- Flag Coat of arms
- Location of Győr-Moson-Sopron county in Hungary
- Darnózseli Location of Darnózseli
- Coordinates: 47°50′57″N 17°25′36″E﻿ / ﻿47.84930°N 17.42674°E
- Country: Hungary
- County: Győr-Moson-Sopron

Area
- • Total: 19.61 km^{2} (7.57 sq mi)

Population (2004)
- • Total: 1,595
- • Density: 81.33/km^{2} (210.6/sq mi)
- Time zone: UTC+1 (CET)
- • Summer (DST): UTC+2 (CEST)
- Postal code: 9232
- Area code: 96

= Darnózseli =

Darnózseli is a village in Győr-Moson-Sopron county, Hungary.

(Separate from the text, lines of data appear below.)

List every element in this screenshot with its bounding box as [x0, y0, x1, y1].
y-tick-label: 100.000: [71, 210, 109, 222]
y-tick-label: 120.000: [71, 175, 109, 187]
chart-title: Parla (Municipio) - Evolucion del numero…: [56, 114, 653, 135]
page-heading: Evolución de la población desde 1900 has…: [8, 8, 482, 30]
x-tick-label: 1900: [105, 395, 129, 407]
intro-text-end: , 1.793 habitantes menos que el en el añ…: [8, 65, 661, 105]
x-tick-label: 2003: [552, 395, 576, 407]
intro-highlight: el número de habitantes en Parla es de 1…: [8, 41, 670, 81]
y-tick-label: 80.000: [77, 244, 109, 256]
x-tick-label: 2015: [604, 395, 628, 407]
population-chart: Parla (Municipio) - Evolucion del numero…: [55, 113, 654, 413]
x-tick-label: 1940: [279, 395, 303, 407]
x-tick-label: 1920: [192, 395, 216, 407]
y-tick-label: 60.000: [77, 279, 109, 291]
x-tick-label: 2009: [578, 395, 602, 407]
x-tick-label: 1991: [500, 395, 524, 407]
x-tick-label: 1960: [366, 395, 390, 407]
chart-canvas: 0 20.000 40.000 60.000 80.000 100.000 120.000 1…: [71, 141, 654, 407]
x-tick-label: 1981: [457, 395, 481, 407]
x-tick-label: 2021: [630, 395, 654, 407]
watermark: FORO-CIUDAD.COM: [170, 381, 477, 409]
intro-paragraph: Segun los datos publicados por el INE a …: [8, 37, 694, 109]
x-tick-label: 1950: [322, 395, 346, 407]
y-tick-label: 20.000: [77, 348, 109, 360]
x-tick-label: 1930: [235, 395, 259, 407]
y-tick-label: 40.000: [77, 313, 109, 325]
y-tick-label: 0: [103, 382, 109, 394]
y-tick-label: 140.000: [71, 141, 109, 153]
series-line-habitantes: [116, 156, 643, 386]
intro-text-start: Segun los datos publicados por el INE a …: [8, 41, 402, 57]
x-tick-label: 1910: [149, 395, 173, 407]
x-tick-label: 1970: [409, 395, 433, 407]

Darnózseli (1600 inhabitants) is located in the center of Szigetköz, which is Hungary's biggest island. It is enclosed by the Old Danube and the Moson Danube.

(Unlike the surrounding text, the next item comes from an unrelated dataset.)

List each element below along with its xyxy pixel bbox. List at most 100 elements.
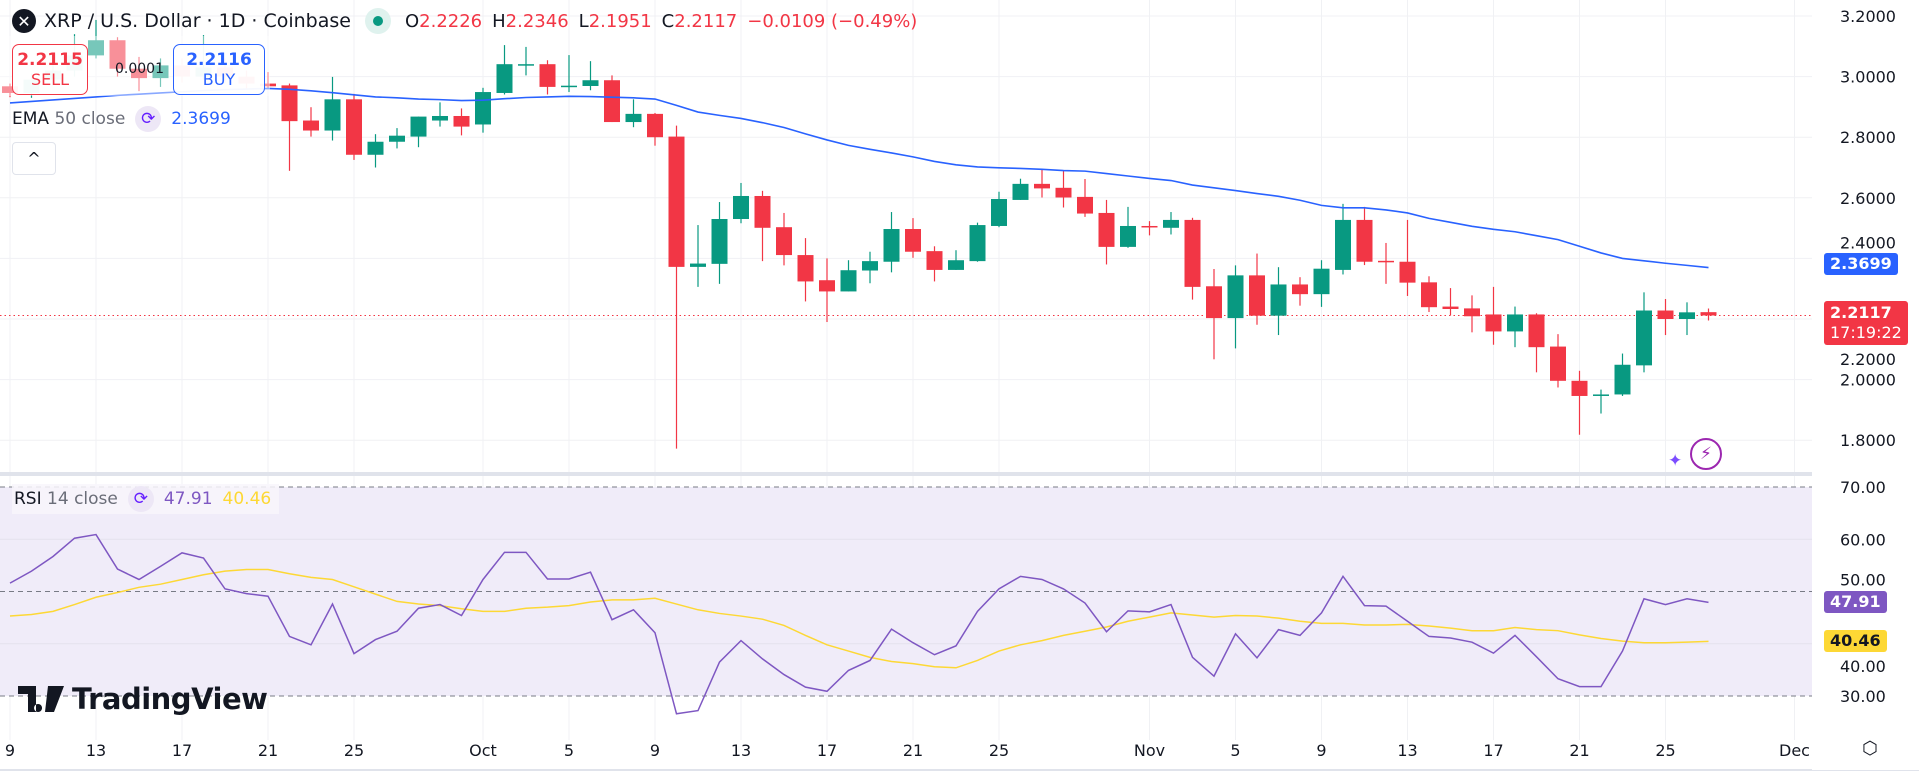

In Darnózseli, there is a chapel which was constructed in 1787. At that time, the independent parsonage was found. The sanctuary has been restored and can nowadays be visited on the cemetery grounds. The present neoclassical church was built in 1930. The scape of the village is formed by traditional Hungarian residential houses. Another attraction are some 100-year-old oak trees (“Millennium Oaks”), which have been planted in order to honor the 1000th anniversary of the conquest of Hungary. In the Zseli forest, there is a monument to commemorate the Napoleonic battles.

Some Germans and Austrians have already settled in Darnózseli.